I really enjoyed the first season (especially the first couple of episodes) as the focus of the story is the release of the product and the struggles associated with it.
The second season seems to become the typical personal drama / relationship / betrayal / writers kung-fu story arch / etc. that every series comprising more than one season seems to spiral into these days.
It's extremely contrived and deus-ex-machina all the way through.
The "history" the show goes over is crammed into it's Drama first story. The history is there for nostalgia bait, not to celebrate the history or educate. That's why pretty much everything interesting that happened in computing was mangled into coming from the same like 5 people.
And the characters are all just narcissistic assholes who are self destructive because it means the show gets to carry on for another season. It also has the cliche density to feel like a high schooler's homework project.
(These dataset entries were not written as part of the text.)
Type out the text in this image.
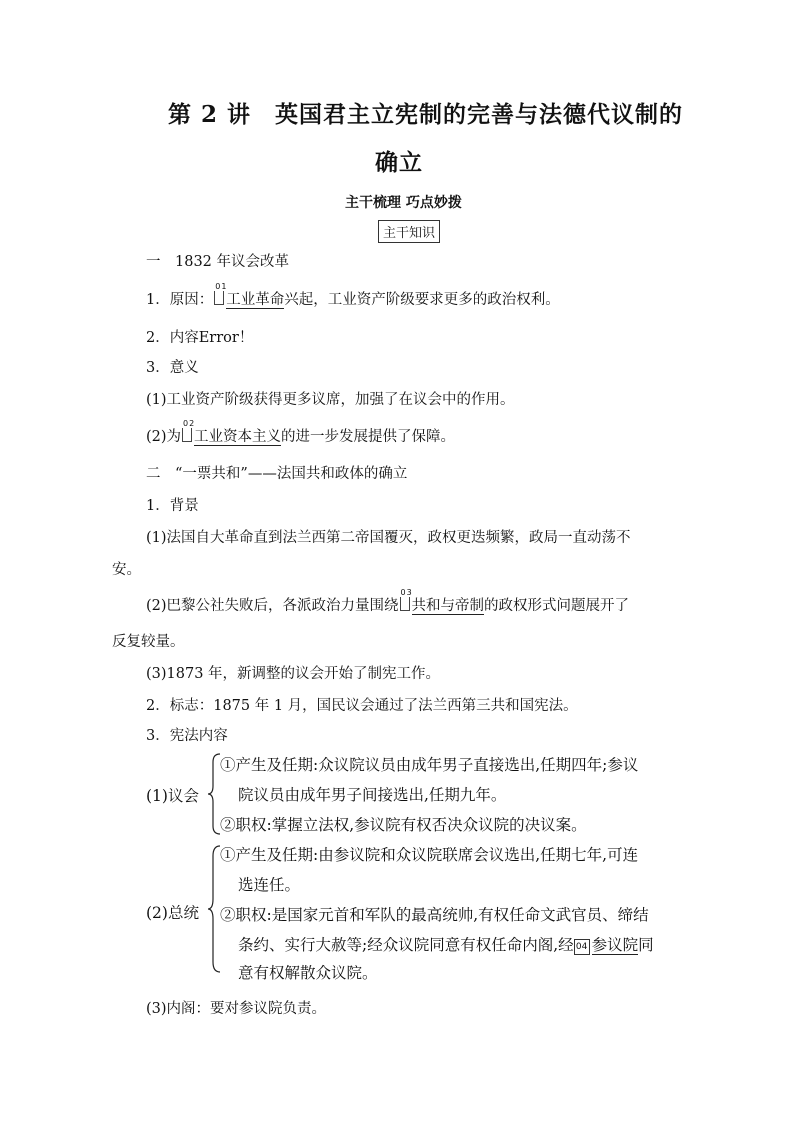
第 2 讲　英国君主立宪制的完善与法德代议制的
确立
主干梳理 巧点妙拨
主干知识
一　1832 年议会改革
1．原因： 01 工业革命兴起，工业资产阶级要求更多的政治权利。
2．内容Error！
3．意义
(1)工业资产阶级获得更多议席，加强了在议会中的作用。
(2)为 02 工业资本主义的进一步发展提供了保障。
二　“一票共和”——法国共和政体的确立
1．背景
(1)法国自大革命直到法兰西第二帝国覆灭，政权更迭频繁，政局一直动荡不
安。
(2)巴黎公社失败后，各派政治力量围绕 03 共和与帝制的政权形式问题展开了
反复较量。
(3)1873 年，新调整的议会开始了制宪工作。
2．标志：1875 年 1 月，国民议会通过了法兰西第三共和国宪法。
3．宪法内容
(1)议会
①产生及任期:众议院议员由成年男子直接选出,任期四年;参议
院议员由成年男子间接选出,任期九年。
②职权:掌握立法权,参议院有权否决众议院的决议案。
(2)总统
①产生及任期:由参议院和众议院联席会议选出,任期七年,可连
选连任。
②职权:是国家元首和军队的最高统帅,有权任命文武官员、缔结
条约、实行大赦等;经众议院同意有权任命内阁,经 04 参议院同
意有权解散众议院。
(3)内阁：要对参议院负责。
If you find yourself addicted to reality TV drama, you will enjoy it.
Imagine if you tried to take "It's always sunny in Philadelphia" seriously, and also were watching it because you cared about Philadelphia history. I felt actively patronized the whole time.
I was annoyed by the C64's that were shown as having "C:>" prompts as if they were MS-DOS machines. I think I get where that was coming from -- people who were too young to remember the period were designing the sets and vaguely remembered that "old-timey" computers had "C:>" prompts and given that C64's are old computers, assumed they did too.
Wrong. That's like saying the Patrick O'Brian Aubrey/Maturin novels are "contrived." Hello, it's fiction. It isn't there to educate, except insofar as the situations the characters find themselves in teach you something about what it was like back then.
The acting is horrible. The writing is terrible. The story veers off into areas unrelated. There is a moment of a thoroughly unrelated homosexual encounter. (What was the point of that?!) Moments I know that are so really stretched too far to be believable. And on and on.
I lived through that era, too. As historical fiction, HACF is pretty decent. "areas unrelated" -- hello, it's FICTION about a specific era, and, without knowing what specifically you're talking about: maybe those "unrelated" areas are period-setting, or character-developing.
HACF not for you. Let's leave it at that. You can't please everyone.
The second season seems to become the typical personal drama / relationship / betrayal / writers kung-fu story arch / etc. that every series comprising more than one season seems to spiral into these days.
So, highly recommend the first season!